"O problema não é sentir o mal, o problema é fingir que somos imunes a esse mal." Esta é uma frase de um excelente artigo de Henrique Raposo, no Semanário Expresso, de 3 de Abril de 2015. Tal artigo na sequência do terrível desastre de avião, em que Andreas Lubitz terá arrastado consigo para a morte 149 pessoas.
Há um diabo dentro de todos nós. No meio do horror a nossa mente pensa em muito mais que aquilo que falamos publicamente, mesmo com os que nos são mais próximos. Há pureza nas palavras, mas nunca saberemos se por de trás das mesmas a pureza do que pensamos e sentimos será a mesma. As palavras têm moralismo; o pensamento bruto não será assim tão moralista. Todos teremos opinião sobre o que se passou. Todos estamos prontos a condenar o que aconteceu porque nos sentimos nesse direito e porque vivemos emoções na flor da pele à medida que chegam dados novos sobre o que terá acontecido. Creio que o mal do Homem está aí: Condenar com rapidez as ações do outro. Perguntar-me-ão: Mas que razão teria este piloto para realizar tal atrocidade? Não é de condenar? Batemos palmas aos atos suicidas? É de condenar, é de revoltar, mas ao mesmo tempo sem a moralidade com que, por vezes, o fazemos porque em todos nós existe um lado selvagem, irracional, que não conseguiremos dominar no momento em que a cabeça está quente. Num momento de cabeça quente nem o ser mais sensato conseguirá ter a garantia de que se mantém sereno. Podemos condenar o mal, não podemos ignorar que todos nós o carregamos. Somos o que somos por sermos domesticados por leis e códigos. Nisso, não somos mais que o comum dos animais - domesticamos, não sabemos qual o dia e a hora em que este se virará contra nós. Há um botão que liga aquilo que está adormecido. Agora lembro-me do filme "A Vida de Pi".

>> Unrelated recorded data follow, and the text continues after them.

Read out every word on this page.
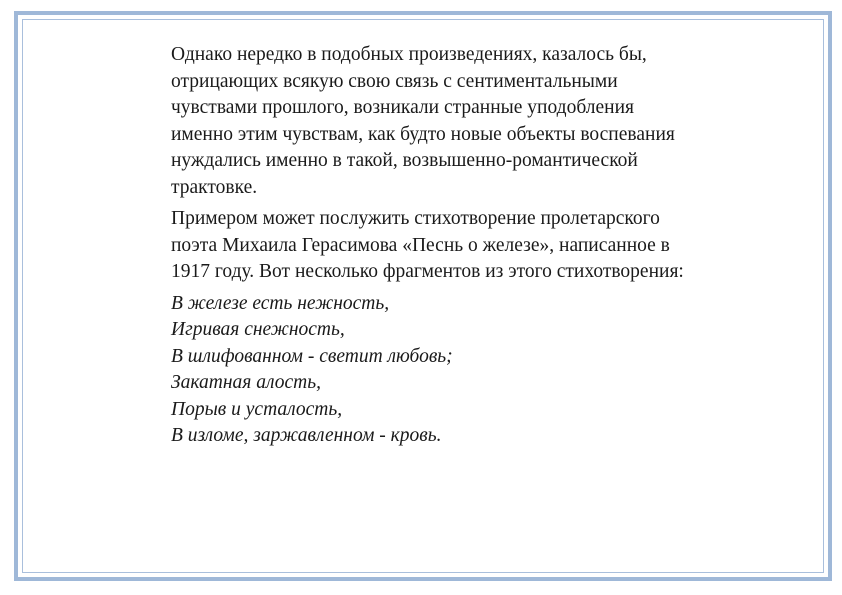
Однако нередко в подобных произведениях, казалось бы, отрицающих всякую свою связь с сентиментальными чувствами прошлого, возникали странные уподобления именно этим чувствам, как будто новые объекты воспевания нуждались именно в такой, возвышенно-романтической трактовке.

Примером может послужить стихотворение пролетарского поэта Михаила Герасимова «Песнь о железе», написанное в 1917 году. Вот несколько фрагментов из этого стихотворения:

В железе есть нежность,
Игривая снежность,
В шлифованном - светит любовь;
Закатная алость,
Порыв и усталость,
В изломе, заржавленном - кровь.
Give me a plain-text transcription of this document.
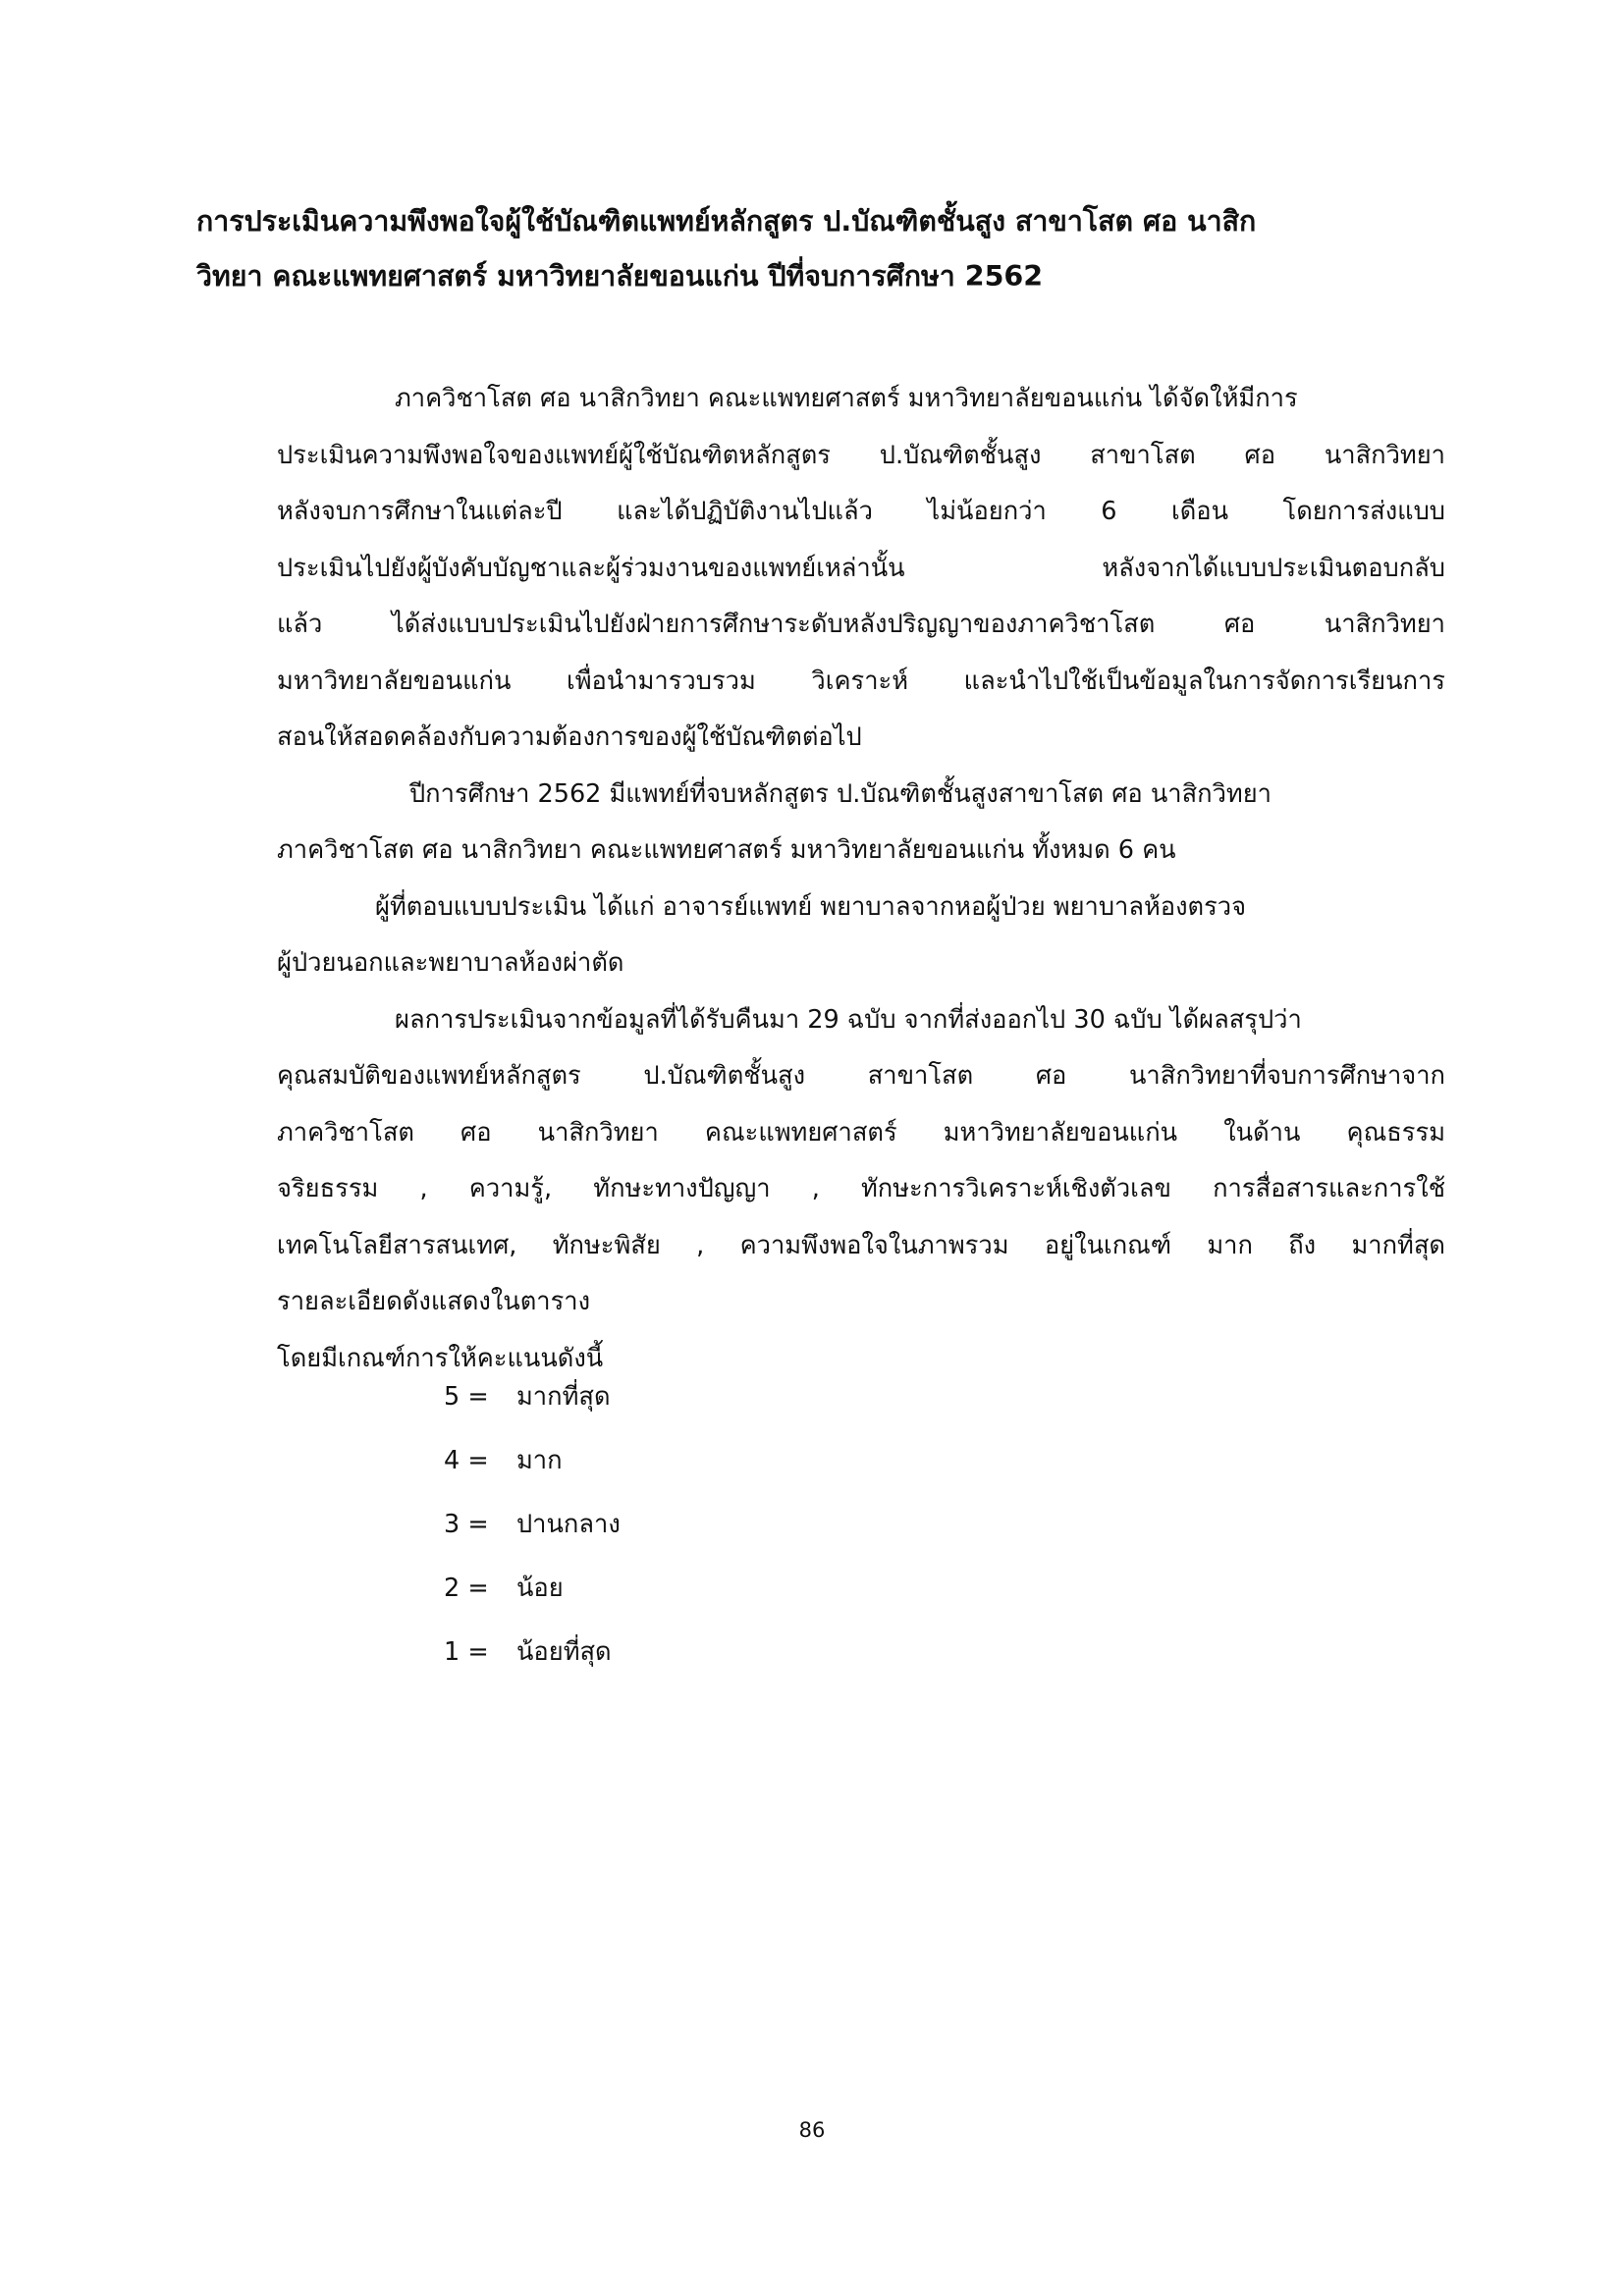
การประเมินความพึงพอใจผู้ใช้บัณฑิตแพทย์หลักสูตร ป.บัณฑิตชั้นสูง สาขาโสต ศอ นาสิก
วิทยา คณะแพทยศาสตร์ มหาวิทยาลัยขอนแก่น ปีที่จบการศึกษา 2562
ภาควิชาโสต ศอ นาสิกวิทยา คณะแพทยศาสตร์ มหาวิทยาลัยขอนแก่น ได้จัดให้มีการ
ประเมินความพึงพอใจของแพทย์ผู้ใช้บัณฑิตหลักสูตร ป.บัณฑิตชั้นสูง สาขาโสต ศอ นาสิกวิทยา
หลังจบการศึกษาในแต่ละปี และได้ปฏิบัติงานไปแล้ว ไม่น้อยกว่า 6 เดือน โดยการส่งแบบ
ประเมินไปยังผู้บังคับบัญชาและผู้ร่วมงานของแพทย์เหล่านั้น หลังจากได้แบบประเมินตอบกลับ
แล้ว ได้ส่งแบบประเมินไปยังฝ่ายการศึกษาระดับหลังปริญญาของภาควิชาโสต ศอ นาสิกวิทยา
มหาวิทยาลัยขอนแก่น เพื่อนำมารวบรวม วิเคราะห์ และนำไปใช้เป็นข้อมูลในการจัดการเรียนการ
สอนให้สอดคล้องกับความต้องการของผู้ใช้บัณฑิตต่อไป
ปีการศึกษา 2562 มีแพทย์ที่จบหลักสูตร ป.บัณฑิตชั้นสูงสาขาโสต ศอ นาสิกวิทยา
ภาควิชาโสต ศอ นาสิกวิทยา คณะแพทยศาสตร์ มหาวิทยาลัยขอนแก่น ทั้งหมด 6 คน
ผู้ที่ตอบแบบประเมิน ได้แก่ อาจารย์แพทย์ พยาบาลจากหอผู้ป่วย พยาบาลห้องตรวจ
ผู้ป่วยนอกและพยาบาลห้องผ่าตัด
ผลการประเมินจากข้อมูลที่ได้รับคืนมา 29 ฉบับ จากที่ส่งออกไป 30 ฉบับ ได้ผลสรุปว่า
คุณสมบัติของแพทย์หลักสูตร ป.บัณฑิตชั้นสูง สาขาโสต ศอ นาสิกวิทยาที่จบการศึกษาจาก
ภาควิชาโสต ศอ นาสิกวิทยา คณะแพทยศาสตร์ มหาวิทยาลัยขอนแก่น ในด้าน คุณธรรม
จริยธรรม , ความรู้, ทักษะทางปัญญา , ทักษะการวิเคราะห์เชิงตัวเลข การสื่อสารและการใช้
เทคโนโลยีสารสนเทศ, ทักษะพิสัย , ความพึงพอใจในภาพรวม อยู่ในเกณฑ์ มาก ถึง มากที่สุด
รายละเอียดดังแสดงในตาราง
โดยมีเกณฑ์การให้คะแนนดังนี้
5 =	มากที่สุด
4 =	มาก
3 =	ปานกลาง
2 =	น้อย
1 =	น้อยที่สุด
86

Henrique Raposo no seu artigo, do Expresso, conta uma passagem de criança que demonstra bem o que rejubila em nós quando algo acontece, os berros de uns são a satisfação de outros - daqueles que procuram a imagem mais dramática, daqueles que vêm o mal do vizinho, daqueles que acompanham tudo para destilar todo o moralismo adormecido. Henrique tem razão ao dizer que o suposto vídeo que existe sobre o que aconteceu vai ter milhões de visualizações na internet porque temos o lado macabro de ver, procurar sentir nem que seja para depois chorar, sentir dor ou continuar a destilar a força moral que temos. Não é por acaso que os crentes pedem perdão pelas ações e pensamentos.

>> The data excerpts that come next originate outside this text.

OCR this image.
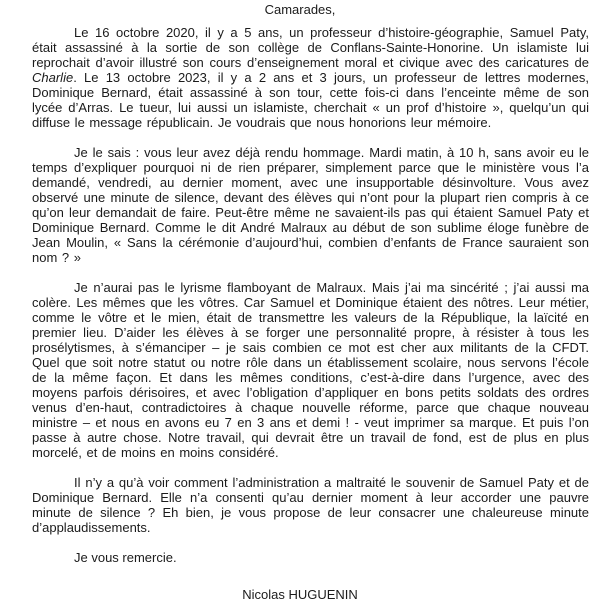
Camarades,

Le 16 octobre 2020, il y a 5 ans, un professeur d’histoire-géographie, Samuel Paty, était assassiné à la sortie de son collège de Conflans-Sainte-Honorine. Un islamiste lui reprochait d’avoir illustré son cours d’enseignement moral et civique avec des caricatures de Charlie. Le 13 octobre 2023, il y a 2 ans et 3 jours, un professeur de lettres modernes, Dominique Bernard, était assassiné à son tour, cette fois-ci dans l’enceinte même de son lycée d’Arras. Le tueur, lui aussi un islamiste, cherchait « un prof d’histoire », quelqu’un qui diffuse le message républicain. Je voudrais que nous honorions leur mémoire.

Je le sais : vous leur avez déjà rendu hommage. Mardi matin, à 10 h, sans avoir eu le temps d’expliquer pourquoi ni de rien préparer, simplement parce que le ministère vous l’a demandé, vendredi, au dernier moment, avec une insupportable désinvolture. Vous avez observé une minute de silence, devant des élèves qui n’ont pour la plupart rien compris à ce qu’on leur demandait de faire. Peut-être même ne savaient-ils pas qui étaient Samuel Paty et Dominique Bernard. Comme le dit André Malraux au début de son sublime éloge funèbre de Jean Moulin, « Sans la cérémonie d’aujourd’hui, combien d’enfants de France sauraient son nom ? »

Je n’aurai pas le lyrisme flamboyant de Malraux. Mais j’ai ma sincérité ; j’ai aussi ma colère. Les mêmes que les vôtres. Car Samuel et Dominique étaient des nôtres. Leur métier, comme le vôtre et le mien, était de transmettre les valeurs de la République, la laïcité en premier lieu. D’aider les élèves à se forger une personnalité propre, à résister à tous les prosélytismes, à s’émanciper – je sais combien ce mot est cher aux militants de la CFDT. Quel que soit notre statut ou notre rôle dans un établissement scolaire, nous servons l’école de la même façon. Et dans les mêmes conditions, c’est-à-dire dans l’urgence, avec des moyens parfois dérisoires, et avec l’obligation d’appliquer en bons petits soldats des ordres venus d’en-haut, contradictoires à chaque nouvelle réforme, parce que chaque nouveau ministre – et nous en avons eu 7 en 3 ans et demi ! - veut imprimer sa marque. Et puis l’on passe à autre chose. Notre travail, qui devrait être un travail de fond, est de plus en plus morcelé, et de moins en moins considéré.

Il n’y a qu’à voir comment l’administration a maltraité le souvenir de Samuel Paty et de Dominique Bernard. Elle n’a consenti qu’au dernier moment à leur accorder une pauvre minute de silence ? Eh bien, je vous propose de leur consacrer une chaleureuse minute d’applaudissements.

Je vous remercie.
Nicolas HUGUENIN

Em tempo de Páscoa chego a pensar nesse moralismo podre que temos, que anda ao sabor das massas, do que se partilha instantaneamente desde os primórdios da nossa existência - não culpem só as redes sociais. Cristo era ouvido, apreciado por todos, falava bem, fazia milagres, mas na hora da condenação esses que o admiravam condenaram-no, pediram a sua morte. Os próprios discípulos negaram e mudaram a sua opinião acerca de Cristo e na hora voltaram as costas. Foi crucificado. Qual o motivo para isso? Nenhum. A quente temos um moralismo falso, que segue atrás da opinião corrente e que faz de nós o pior dos seres do mundo.
Henrique Raposo, na sua visão mostra que devemos pensar nisto. Somos bons a julgar os outros e a usar palavras bonitas que nem sempre são coerentes com o nosso pensamento. Por isso admiro aqueles humoristas negros, pelo menos não têm pudor em partilhar o que lhes vai na alma. Cortam-nos com a sua opinião, mas no fundo todos rimos por dentro da piada e admiramos a sua coragem.
Não neguem a existência do mal e convivam com ele com princípios que não prejudiquem o próximo.